Surgical series in mesothelioma: navigating between biases
Editorial

Surgical series in mesothelioma: navigating between biases

Jo Raskin1^, Paul E. Van Schil2^, Jan P. Van Meerbeeck1^

1Department of Pulmonology and Thoracic Oncology, Antwerp University Hospital, Edegem, Belgium; 2Department of Thoracic and Vascular Surgery, Antwerp University Hospital, Edegem, Belgium

^ORCID: Jo Raskin, 0000-0001-8029-4093; Paul E. Van Schil, 0000-0002-1962-8821; Jan P. Van Meerbeeck, 0000-0001-7872-8622.

Correspondence to: Jo Raskin. Department of Pulmonology and Thoracic Oncology, Antwerp University Hospital, Edegem, Belgium. Email: jo.raskin@uza.be.

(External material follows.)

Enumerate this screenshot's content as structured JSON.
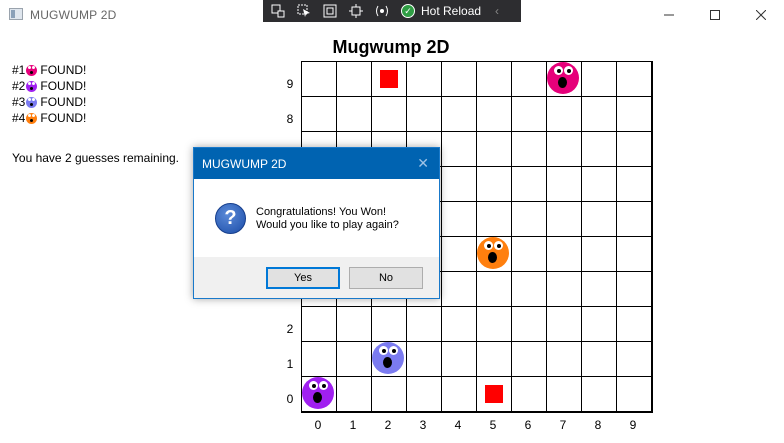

Comment on: Klotz LV, Hoffmann H, Shah R, et al. Multimodal therapy of epithelioid pleural mesothelioma: improved survival by changing the surgical treatment approach. Transl Lung Cancer Res 2022;11:2230-42.


Keywords: Mesothelioma; surgery; bias


Submitted Jan 17, 2023. Accepted for publication Feb 07, 2023. Published online Feb 23, 2023.

doi: 10.21037/tlcr-23-34


In the manuscript of Translational Lung Cancer Research, Klotz et al. reported their surgical multimodality treatment outcomes in a single-centre mesothelioma population treated in Heidelberg University Hospital, Germany, from 2001 to 2018 (1). From 2001 to 2012, they applied extrapleural pleuropneumonectomy (EPP) as their surgical procedure, whereby macroscopic debulking is obtained by resection of lung, pleura and adjacent tissues (pericardium, hemidiaphragm, previous incision tracks…). In 2013, they changed their modus operandi to extended pleurectomy/decortication (EPD), a less aggressive procedure in which the lung is left in place (with the exception of macroscopically invaded parts of the lung). This creates two successive cohorts for comparison.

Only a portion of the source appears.